Safe work is done when competent people supplied with adequate resources implement systems based on evidence. Competence implies knowledge, judgment and technical skill. After good training programs (also a system) it is probable that the development and use of simulators has a great deal to offer in enhancing competence and in testing for its maintenance.2 Regular mandatory mortality and morbidity meetings3,4 complemented if necessary by independent audit5 seem to be powerful ways of enhancing safe practice. Surely governments can mandate and practitioners can formalize these activities and their reporting so that both safety and data improve.

There is a growing body of evidence concerning safe practices, now commonly provided as bundles, and the UK NHS has made an impressive start.6 But it needs to be improved progressively. For example, we do not know enough about the transmission of a number of organisms causing hospital-acquired infections. Also, there are gaping holes in some existing bundles. As a recent Letter has indirectly pointed out,7 it is not a Hawthorne effect as is often reported that improves surgical site infection rates when there is feedback, it is that surgeons start to take more care with wound closure. Wound closure is something that is lacking in current bundles. Of course we need better evidence and health departments could structure their data collection with this objective in mind rather than inflicting more and more key performance indicators (KPIs) on harassed staff. And we need to institute methods of sequential learning such as Bayesian Networks for the analysis of these data.
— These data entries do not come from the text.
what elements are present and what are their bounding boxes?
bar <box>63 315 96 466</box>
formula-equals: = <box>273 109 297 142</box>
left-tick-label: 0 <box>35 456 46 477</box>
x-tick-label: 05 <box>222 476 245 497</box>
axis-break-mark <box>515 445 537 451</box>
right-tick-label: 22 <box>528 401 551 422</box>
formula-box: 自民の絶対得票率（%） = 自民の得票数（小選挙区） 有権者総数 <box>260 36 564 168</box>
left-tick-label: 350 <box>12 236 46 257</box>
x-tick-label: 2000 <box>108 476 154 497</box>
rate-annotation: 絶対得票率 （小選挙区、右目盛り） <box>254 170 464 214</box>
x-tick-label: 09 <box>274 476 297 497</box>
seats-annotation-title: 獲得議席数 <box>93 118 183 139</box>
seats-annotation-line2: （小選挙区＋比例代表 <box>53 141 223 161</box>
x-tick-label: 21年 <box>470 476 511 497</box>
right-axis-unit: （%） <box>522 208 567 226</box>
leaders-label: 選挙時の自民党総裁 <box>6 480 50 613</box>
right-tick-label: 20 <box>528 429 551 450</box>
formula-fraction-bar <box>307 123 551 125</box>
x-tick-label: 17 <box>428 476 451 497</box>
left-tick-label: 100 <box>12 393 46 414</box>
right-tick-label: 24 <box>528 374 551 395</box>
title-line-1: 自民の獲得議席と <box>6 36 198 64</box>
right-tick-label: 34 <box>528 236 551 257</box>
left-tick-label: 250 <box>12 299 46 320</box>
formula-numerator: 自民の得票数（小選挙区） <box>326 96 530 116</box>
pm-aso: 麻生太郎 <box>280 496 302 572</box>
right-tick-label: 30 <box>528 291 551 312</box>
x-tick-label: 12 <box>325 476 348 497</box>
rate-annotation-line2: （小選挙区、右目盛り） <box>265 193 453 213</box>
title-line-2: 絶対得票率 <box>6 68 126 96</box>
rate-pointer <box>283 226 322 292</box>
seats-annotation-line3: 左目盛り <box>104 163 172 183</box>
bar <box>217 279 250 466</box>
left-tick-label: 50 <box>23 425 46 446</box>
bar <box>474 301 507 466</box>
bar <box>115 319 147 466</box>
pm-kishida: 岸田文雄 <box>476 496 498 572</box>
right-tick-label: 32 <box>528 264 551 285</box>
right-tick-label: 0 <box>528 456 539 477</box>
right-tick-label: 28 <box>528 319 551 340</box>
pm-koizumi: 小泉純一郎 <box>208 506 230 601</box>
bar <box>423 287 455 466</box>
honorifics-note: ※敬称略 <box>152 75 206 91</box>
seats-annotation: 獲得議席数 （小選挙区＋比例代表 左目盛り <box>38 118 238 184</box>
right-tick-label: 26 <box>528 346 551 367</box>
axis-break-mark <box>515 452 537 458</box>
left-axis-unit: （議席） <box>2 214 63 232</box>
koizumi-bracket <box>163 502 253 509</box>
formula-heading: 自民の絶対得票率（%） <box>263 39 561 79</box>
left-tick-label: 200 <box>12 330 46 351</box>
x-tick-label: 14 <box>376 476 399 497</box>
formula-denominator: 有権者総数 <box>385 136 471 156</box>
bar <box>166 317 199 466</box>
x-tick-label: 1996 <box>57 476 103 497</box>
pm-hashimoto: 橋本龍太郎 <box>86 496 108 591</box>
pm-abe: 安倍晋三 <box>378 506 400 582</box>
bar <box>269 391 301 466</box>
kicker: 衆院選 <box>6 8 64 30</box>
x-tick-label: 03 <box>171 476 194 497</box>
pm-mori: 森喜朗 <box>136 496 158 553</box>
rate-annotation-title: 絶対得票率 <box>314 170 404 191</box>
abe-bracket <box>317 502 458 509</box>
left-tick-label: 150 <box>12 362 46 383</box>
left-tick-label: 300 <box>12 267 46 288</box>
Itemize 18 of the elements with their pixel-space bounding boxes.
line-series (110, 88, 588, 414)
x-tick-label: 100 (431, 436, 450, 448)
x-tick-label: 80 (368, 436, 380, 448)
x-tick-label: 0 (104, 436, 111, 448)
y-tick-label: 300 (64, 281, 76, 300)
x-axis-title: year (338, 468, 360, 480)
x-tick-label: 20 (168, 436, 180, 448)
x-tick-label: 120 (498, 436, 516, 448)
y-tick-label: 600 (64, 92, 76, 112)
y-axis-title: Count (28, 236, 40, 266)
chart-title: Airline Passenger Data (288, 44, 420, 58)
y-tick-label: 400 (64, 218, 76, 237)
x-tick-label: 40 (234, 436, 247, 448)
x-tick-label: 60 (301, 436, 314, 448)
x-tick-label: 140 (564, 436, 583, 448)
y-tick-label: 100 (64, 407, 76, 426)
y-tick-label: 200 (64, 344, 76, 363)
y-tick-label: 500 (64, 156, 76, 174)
Crucially, resources must be considered. In Australia we know that one of the greatest single impediments to hospital safety is overcrowding.8 Clinicians have little or no control over this. It does not matter how much KPI data we collect, our hospitals have very limited capacity to become safer until a solution is found to this very difficult system problem that currently we seem to have no idea how to deal with.

Our quest should be for safer systems based on better evidence and if we go about this properly we should succeed in having safer hospitals and, as an added bonus, better data.

References

1. Vincent C, Aylin P et al “Is health care getting safer?” BMJ 2008;337:1205-7.

2. Foote C “Simulation for Team Crisis Management Training in Critical Care - Where Have We Been, Where Are We Now and Where Are We Going?” in Australian Anaesthesia Ed Riley R 2007 Melbourne Australian and New Zealand College of Anaesthetists pages 87-94.

3. Singer A “Mandatory regular meetings of hospital staff would complement medical audit and revalidation” BMJ 2000;320:1072.

4. Singer A “The Bristol Affair – a view from New York” Annals of the Royal College of Surgeons of England (Supplement) 2001;83:306-307.

5. Thompson A and Stonebridge L “Building a Framework for Trust: Critical Event Analysis for Deaths in Surgical Care” BMJ 2005;330:1139- 1142.

6. www.clean-safe-care.nhs.uk.

7. Mahaffey P Letter Surgical Site Infection “Guidelines or misguidance?” BMJ 2008;337:a2578.

8. Bland B “Underfunding of Australian health system leads to 1500 unnecessary deaths a year, doctors say” News BMJ 2008;337:1193.